A part un Embrouilleur à la limite de s'embrouiller ?

« Non, c'est sérieux, je veux pas tricher. Jouer comme il faut, en fait, ça me connaît. Je sais faire. Je peux le faire… Je peux… Je crois savoir. »
Tu perds de ton assurance, là. Est-ce un peu de peur que j'entends, là, cachée comme pour débuter la partie au fond de ta gorge ? Est-ce une peur de ne pas savoir, de ne plus savoir ce que tu as toujours cru prendre pour acquis ?
Est-ce que tu aurais peur de Te perdre, Gabriel ?
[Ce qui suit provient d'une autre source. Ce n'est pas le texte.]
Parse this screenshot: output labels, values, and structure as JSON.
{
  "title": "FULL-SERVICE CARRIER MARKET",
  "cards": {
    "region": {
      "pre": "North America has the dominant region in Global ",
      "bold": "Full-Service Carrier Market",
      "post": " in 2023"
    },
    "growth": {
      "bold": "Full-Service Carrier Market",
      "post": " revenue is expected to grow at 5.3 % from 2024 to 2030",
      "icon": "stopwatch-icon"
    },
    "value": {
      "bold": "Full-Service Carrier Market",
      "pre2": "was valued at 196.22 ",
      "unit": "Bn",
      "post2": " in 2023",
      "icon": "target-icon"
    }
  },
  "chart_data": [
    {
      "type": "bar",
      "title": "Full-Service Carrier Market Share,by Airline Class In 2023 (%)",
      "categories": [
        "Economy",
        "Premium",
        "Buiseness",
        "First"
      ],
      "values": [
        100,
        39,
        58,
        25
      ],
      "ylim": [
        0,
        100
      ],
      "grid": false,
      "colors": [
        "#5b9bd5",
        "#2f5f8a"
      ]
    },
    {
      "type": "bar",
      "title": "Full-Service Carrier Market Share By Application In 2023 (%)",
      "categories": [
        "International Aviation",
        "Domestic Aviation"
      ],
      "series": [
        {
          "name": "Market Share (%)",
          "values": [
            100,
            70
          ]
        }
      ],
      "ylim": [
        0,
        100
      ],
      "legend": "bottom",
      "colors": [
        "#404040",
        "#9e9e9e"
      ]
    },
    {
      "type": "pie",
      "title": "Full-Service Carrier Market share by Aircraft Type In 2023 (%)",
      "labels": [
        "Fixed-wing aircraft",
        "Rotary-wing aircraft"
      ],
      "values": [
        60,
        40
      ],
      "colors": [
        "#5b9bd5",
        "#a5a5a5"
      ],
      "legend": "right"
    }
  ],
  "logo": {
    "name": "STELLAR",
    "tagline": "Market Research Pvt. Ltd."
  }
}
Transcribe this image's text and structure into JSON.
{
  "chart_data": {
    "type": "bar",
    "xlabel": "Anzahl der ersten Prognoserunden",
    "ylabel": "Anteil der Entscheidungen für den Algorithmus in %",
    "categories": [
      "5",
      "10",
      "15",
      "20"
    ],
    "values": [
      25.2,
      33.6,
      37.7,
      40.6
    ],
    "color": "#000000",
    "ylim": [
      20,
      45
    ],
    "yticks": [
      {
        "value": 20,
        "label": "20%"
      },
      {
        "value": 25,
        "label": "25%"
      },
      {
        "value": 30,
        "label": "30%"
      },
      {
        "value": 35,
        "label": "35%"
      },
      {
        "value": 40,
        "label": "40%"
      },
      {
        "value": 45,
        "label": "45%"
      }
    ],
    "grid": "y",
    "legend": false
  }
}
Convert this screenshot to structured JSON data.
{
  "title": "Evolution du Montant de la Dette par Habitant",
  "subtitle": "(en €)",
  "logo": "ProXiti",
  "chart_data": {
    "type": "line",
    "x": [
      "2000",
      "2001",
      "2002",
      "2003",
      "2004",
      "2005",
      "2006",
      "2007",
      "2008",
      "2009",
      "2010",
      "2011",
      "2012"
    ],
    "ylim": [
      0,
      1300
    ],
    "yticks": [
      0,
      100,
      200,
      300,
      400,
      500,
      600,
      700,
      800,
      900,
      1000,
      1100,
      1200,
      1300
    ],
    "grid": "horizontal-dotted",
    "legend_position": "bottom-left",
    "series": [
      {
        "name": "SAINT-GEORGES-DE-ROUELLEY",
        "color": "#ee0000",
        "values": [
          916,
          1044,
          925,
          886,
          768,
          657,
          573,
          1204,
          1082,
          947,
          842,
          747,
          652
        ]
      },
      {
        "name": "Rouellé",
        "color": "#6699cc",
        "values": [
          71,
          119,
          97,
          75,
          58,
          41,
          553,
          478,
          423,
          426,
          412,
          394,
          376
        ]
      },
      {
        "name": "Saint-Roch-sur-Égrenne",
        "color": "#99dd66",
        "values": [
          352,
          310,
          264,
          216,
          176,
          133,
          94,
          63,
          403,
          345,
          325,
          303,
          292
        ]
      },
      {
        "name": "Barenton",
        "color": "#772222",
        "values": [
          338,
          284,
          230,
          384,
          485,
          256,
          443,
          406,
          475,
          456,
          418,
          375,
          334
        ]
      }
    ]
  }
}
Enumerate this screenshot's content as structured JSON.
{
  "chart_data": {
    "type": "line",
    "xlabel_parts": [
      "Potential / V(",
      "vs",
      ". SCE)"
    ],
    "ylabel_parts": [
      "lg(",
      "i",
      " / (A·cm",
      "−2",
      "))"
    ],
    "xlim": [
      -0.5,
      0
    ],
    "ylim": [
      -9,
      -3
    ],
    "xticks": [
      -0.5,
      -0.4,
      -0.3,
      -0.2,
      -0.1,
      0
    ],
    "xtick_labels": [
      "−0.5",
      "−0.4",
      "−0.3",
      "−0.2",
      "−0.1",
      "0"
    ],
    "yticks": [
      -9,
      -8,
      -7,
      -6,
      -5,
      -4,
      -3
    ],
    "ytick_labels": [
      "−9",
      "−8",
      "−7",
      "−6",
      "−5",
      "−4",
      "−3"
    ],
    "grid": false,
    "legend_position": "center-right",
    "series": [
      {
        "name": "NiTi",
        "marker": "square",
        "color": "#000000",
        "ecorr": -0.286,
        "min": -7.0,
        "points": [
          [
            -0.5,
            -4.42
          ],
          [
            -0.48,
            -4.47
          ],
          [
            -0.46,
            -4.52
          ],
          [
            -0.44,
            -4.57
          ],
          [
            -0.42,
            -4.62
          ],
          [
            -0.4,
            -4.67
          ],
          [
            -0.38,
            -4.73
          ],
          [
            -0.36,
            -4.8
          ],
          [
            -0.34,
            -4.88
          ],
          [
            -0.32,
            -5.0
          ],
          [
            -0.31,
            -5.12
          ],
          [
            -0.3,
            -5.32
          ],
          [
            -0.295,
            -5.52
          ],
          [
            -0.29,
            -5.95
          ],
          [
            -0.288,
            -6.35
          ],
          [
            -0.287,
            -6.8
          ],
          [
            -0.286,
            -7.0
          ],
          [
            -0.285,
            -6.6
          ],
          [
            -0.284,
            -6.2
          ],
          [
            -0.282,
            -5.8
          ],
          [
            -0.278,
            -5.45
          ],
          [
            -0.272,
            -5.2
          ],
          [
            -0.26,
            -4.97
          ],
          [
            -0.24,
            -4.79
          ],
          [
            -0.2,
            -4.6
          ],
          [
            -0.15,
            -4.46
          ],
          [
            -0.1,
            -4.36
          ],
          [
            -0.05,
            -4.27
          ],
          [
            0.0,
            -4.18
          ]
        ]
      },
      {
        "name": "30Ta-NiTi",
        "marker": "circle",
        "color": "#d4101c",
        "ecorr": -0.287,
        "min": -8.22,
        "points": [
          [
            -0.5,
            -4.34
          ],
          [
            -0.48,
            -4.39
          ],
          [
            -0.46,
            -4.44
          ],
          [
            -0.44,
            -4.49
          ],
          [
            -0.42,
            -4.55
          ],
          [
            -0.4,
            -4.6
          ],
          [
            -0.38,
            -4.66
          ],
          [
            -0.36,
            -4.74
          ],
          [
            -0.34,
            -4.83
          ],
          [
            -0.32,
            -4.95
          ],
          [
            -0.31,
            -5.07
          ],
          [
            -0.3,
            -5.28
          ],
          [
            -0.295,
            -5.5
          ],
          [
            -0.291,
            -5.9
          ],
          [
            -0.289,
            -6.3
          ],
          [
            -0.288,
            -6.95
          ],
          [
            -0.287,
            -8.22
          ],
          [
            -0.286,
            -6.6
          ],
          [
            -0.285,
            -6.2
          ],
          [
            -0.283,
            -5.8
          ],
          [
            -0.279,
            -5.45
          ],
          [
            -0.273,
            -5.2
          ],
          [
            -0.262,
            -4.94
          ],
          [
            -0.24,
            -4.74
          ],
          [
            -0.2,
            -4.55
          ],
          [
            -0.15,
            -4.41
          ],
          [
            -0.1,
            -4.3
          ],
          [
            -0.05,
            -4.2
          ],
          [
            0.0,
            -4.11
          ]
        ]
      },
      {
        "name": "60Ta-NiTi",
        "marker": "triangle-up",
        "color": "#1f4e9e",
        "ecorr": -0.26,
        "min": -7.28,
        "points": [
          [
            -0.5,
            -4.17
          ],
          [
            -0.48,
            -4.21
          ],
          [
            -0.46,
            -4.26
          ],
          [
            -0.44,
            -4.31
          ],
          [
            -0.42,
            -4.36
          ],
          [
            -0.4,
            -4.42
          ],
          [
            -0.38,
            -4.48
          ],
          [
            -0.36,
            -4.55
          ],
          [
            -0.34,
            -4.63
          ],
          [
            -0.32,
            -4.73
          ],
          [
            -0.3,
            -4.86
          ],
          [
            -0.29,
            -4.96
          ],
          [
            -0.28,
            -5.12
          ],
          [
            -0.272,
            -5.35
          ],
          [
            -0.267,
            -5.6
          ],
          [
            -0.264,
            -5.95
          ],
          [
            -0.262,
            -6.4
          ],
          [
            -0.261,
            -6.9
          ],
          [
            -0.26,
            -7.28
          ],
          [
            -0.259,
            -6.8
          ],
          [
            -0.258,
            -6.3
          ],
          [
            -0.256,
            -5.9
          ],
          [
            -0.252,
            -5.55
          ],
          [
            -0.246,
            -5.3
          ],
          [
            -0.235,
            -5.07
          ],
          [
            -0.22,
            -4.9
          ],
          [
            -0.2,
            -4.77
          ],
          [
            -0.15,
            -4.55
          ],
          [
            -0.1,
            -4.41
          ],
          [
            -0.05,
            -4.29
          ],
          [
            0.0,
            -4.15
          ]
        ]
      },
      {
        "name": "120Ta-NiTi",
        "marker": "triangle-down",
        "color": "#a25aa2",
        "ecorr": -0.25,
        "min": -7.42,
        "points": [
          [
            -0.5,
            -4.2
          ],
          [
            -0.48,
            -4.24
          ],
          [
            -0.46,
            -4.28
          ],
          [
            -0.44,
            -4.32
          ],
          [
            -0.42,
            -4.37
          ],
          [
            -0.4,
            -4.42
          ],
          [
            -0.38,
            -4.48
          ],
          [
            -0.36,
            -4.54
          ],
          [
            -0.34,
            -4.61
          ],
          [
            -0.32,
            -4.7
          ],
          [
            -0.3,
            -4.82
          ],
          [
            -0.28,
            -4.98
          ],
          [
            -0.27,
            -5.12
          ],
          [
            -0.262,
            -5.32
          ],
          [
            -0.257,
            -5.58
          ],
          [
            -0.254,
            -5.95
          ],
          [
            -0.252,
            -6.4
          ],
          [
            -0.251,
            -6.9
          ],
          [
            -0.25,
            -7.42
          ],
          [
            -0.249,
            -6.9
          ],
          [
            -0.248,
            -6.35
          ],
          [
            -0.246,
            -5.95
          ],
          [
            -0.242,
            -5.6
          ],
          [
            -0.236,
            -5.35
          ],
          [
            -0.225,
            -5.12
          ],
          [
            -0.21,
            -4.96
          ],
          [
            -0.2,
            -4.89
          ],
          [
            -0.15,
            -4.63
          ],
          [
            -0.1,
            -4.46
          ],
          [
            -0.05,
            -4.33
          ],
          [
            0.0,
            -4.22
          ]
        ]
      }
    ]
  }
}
Je te vois déjà venir : 'oh, nan, ne sois pas ridicule, ne dis pas n'importe quoi, je reste moi-même derrière tous les masques'
Parlons-en des masques. Comme autant de cachettes possibles pour le jeu de cache-cache mental auquel ton esprit se soumet, ils se succèdent avec des portes closes pour ceux qui ne te connaissent pas. Les masques avec ou sans noms : Loki, Embrouilleur… Et tous les autres. Tous. Chaque nom que l'on t'a donné ou que l'on a offert de force. Tout ça…
Tout ça, ça efface ton vrai toi.

Alors que tu avances, tu secoues la tête. Non, non, tu sais que non, tu sais que tu restes toi. Non, non, tu sais que non. Non, non…
Pas vraiment non.
Alors tu as peur. Mais tu ris et tu frimes. Chercherais-tu à m'embrouiller ? Tu sais que ça marchera pas. Que rien ne marche avec moi. Surtout tes petits tours à la noix.

Hey, Gabriel, si on jouait à cache-cache ?
J'ai envie de jouer avec toi, aujourd'hui. Ne prends pas cet air effaré. J'ai juste envie de jouer, un peu. Tu cours, maintenant. Tu cours comme pour t'échapper, une lame à la main en ricanant. Enfant encore perdu dans un labyrinthe humain et trop complexe pour ton propre être, le bout de tes plumes pareilles à l'or effleurent les murs autour de toi. Enfant perdu avec quelque chose de trop grand. Gabriel, tu as peur. Je sais que tu es paumé.
Allez, reviens. C'est rien.
On peut jouer.

« Pour jouer tu dois me trouver… »
Te trouver. Tu crois franchement que c'est compliqué ? Je suis là où tu penses que je ne serai pas : derrière toi, dans les ombres que tu ne veux pas voir mais que tu jettes tout de même sur les murs dans la lumière aveuglante du soleil qui fait scintiller la teinte métallique de tes ailes même là, à suivre tes pas, à marcher dans la poussière que tu soulèves. Je suis là.
Alors vas-y, je t'ai trouvé.
Maintenant, tu sais quoi ? On va enfin, peut-être, s'amuser.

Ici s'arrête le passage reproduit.